Compilation without -flto

Offloading-related steps are marked in bold.

  • gcc

    • cc1 # Compile first source file into plain asm + intermediate representation for accel

    • as # Assemble this asm + IR into object file

    • ... # Compile and assemble all remaining source files

    • collect2 # Pre-linker driver

      • collect-ld # Simple wrapper over ld

        • ld with liblto_plugin.so # Perform linking

          • lto-wrapper # Is called from liblto_plugin.so

            • intelmic/mkoffload # Prepare offload image for Intel MIC devices

              • accel_gcc # Read target IR from all objects and produce target DSO

              • objcopy # Save target DSO in a special section in a new host's object file

            • .../mkoffload # Prepare images for other targets

              • ...

Compilation with -flto

  • gcc

    • cc1 # Compile first source file into plain asm + intermediate representation + IR for accel

    • as # Assemble this asm + IR into temporary object file

    • ... # Compile and assemble all remaining source files

    • collect2 # Pre-linker driver

      • collect-ld # Simple wrapper over ld

        • ld with liblto_plugin.so # Perform linking

          • lto-wrapper # Is called from liblto_plugin.so

            • gcc

              • lto1 # Perform whole program analysis and split into new partitions

            • gcc

              • lto1 # Perform local transformations in the first object file

              • as # Assemble into final object code

            • ... # Perform local transformations in each partitioned object file

            • intelmic/mkoffload # Prepare offload image for Intel MIC devices

              • accel_gcc # Read target IR from all partitions and produce target DSO

              • objcopy # Save target DSO in a special section in a new host's object file

            • .../mkoffload # Prepare images for other targets

              • ...

Compilation options

The main option to control offloading is:

  1. -foffload=<targets>=<options>
    By default, GCC will build offload images for all offload targets specified in configure with non-target-specific options passed to host compiler. This option is used to control offload targets and options for them. It can be used in a few ways:

    • -foffload=disable
      Tells GCC to disable offload support. Target regions will be run in host fallback mode.

    • -foffload=<targets>
      Tells GCC to build offload images for <targets>. They will be built with non-target-specific options passed to host compiler.

    • -foffload=<options>
      Tells GCC to build offload images for all targets specified in configure. They will be built with non-target-specific options passed to host compiler plus <options>.

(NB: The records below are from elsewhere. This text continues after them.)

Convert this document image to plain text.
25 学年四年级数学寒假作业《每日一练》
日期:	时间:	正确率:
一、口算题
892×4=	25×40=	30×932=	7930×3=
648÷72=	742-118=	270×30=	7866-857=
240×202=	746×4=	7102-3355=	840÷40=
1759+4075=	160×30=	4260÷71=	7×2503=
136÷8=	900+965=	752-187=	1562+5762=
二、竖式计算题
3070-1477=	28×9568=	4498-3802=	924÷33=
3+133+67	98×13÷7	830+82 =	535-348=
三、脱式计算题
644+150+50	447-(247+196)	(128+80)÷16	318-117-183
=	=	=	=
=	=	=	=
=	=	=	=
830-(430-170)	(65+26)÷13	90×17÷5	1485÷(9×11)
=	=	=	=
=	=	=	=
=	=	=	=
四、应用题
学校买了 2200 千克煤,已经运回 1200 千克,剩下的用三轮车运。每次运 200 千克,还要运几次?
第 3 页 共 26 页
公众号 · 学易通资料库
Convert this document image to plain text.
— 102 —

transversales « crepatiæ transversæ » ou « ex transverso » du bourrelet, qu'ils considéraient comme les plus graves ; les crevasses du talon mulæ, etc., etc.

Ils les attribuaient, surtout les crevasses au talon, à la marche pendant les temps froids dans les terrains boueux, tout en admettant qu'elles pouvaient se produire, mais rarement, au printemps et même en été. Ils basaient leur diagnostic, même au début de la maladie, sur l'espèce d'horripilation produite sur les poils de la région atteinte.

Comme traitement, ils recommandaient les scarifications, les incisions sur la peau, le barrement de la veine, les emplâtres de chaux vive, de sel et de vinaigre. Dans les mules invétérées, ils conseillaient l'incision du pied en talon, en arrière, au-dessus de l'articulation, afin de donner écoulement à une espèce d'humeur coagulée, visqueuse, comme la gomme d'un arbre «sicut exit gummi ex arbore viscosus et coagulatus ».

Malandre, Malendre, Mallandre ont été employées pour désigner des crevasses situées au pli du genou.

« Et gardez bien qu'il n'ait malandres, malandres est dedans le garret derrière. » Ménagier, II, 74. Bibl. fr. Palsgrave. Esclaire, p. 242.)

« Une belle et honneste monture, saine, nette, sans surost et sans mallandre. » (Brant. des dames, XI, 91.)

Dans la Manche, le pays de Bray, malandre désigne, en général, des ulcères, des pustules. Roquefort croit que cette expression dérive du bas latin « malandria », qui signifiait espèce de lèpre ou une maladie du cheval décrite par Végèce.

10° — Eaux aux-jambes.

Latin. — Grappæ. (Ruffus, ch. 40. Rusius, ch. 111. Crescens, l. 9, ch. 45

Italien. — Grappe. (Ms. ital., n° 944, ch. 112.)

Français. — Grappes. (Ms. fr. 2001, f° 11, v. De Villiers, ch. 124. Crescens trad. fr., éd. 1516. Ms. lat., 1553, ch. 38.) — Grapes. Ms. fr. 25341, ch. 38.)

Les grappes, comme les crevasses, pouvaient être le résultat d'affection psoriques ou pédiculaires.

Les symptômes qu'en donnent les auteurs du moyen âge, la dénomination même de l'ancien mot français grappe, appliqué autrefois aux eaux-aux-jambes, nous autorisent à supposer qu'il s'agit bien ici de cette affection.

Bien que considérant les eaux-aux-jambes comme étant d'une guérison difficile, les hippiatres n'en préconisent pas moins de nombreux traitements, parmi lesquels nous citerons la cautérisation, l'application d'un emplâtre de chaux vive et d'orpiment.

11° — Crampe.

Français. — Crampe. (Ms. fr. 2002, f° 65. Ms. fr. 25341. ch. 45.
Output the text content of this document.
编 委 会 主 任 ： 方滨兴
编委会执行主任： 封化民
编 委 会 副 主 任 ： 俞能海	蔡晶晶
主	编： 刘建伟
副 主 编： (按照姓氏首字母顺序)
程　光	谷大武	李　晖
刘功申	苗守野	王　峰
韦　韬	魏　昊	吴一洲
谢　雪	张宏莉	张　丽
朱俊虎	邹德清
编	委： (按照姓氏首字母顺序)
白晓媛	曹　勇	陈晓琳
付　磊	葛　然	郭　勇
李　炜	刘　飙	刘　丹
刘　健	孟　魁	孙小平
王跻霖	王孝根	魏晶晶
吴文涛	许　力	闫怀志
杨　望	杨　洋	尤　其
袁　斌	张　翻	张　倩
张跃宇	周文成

    • -foffload=<targets>=<options>
      Tells GCC to build offload images for <targets>. They will be built with non-target-specific options passed to host compiler plus <options>.

    <targets> are separated by commas. Several <options> can be specified by separating them by spaces. Options specified by -foffload are appended to the end of option set, so in case of option conflicts they have more priority. The -foffload flag can be specified several times, and you have to do that to specify different <options> for different <targets>.

Also there are several internal options, which should not be specified by user:

  1. -foffload-abi=[lp64|ilp32]
    The option is generated by the host compiler. It is supposed to tell mkoffload (and offload compiler) which ABI is used in streamed GIMPLE, because host and offload compilers must have the same ABI.

  2. -foffload-objects=/tmp/ccxxxha
    This option is generated by linker plugin. It is used to pass the list of object files with offloading to lto-wrapper.

Examples

  • gcc -fopenmp -c -O2 test1.c
    gcc -fopenmp -c -O1 -msse -foffload=-mavx test2.c
    gcc -fopenmp -foffload="-O3 -v" test1.o test2.o

    In this example the offload images will be built with the following options: "-O2 -mavx -O3 -v" for targets specified in configure.

  • gcc -fopenmp -foffload=x86_64-intelmicemul-linux-gnu="-mavx2" -foffload=nvptx-none -foffload="-O3" -O2 test.c

    In this example 2 offload images will be built: for MIC with "-O2 -mavx2 -O3" and for PTX with "-O2 -O3".

Runtime support in libgomp

libgomp plugins

libgomp is designed to be independent of accelerator type it work with. In order to make it possible, plugins are used, while the libgomp itself contains only a generic interface and callbacks to the plugin for invoking target-dependent functionality. Plugins are shared object, implementing a set of routines listed below.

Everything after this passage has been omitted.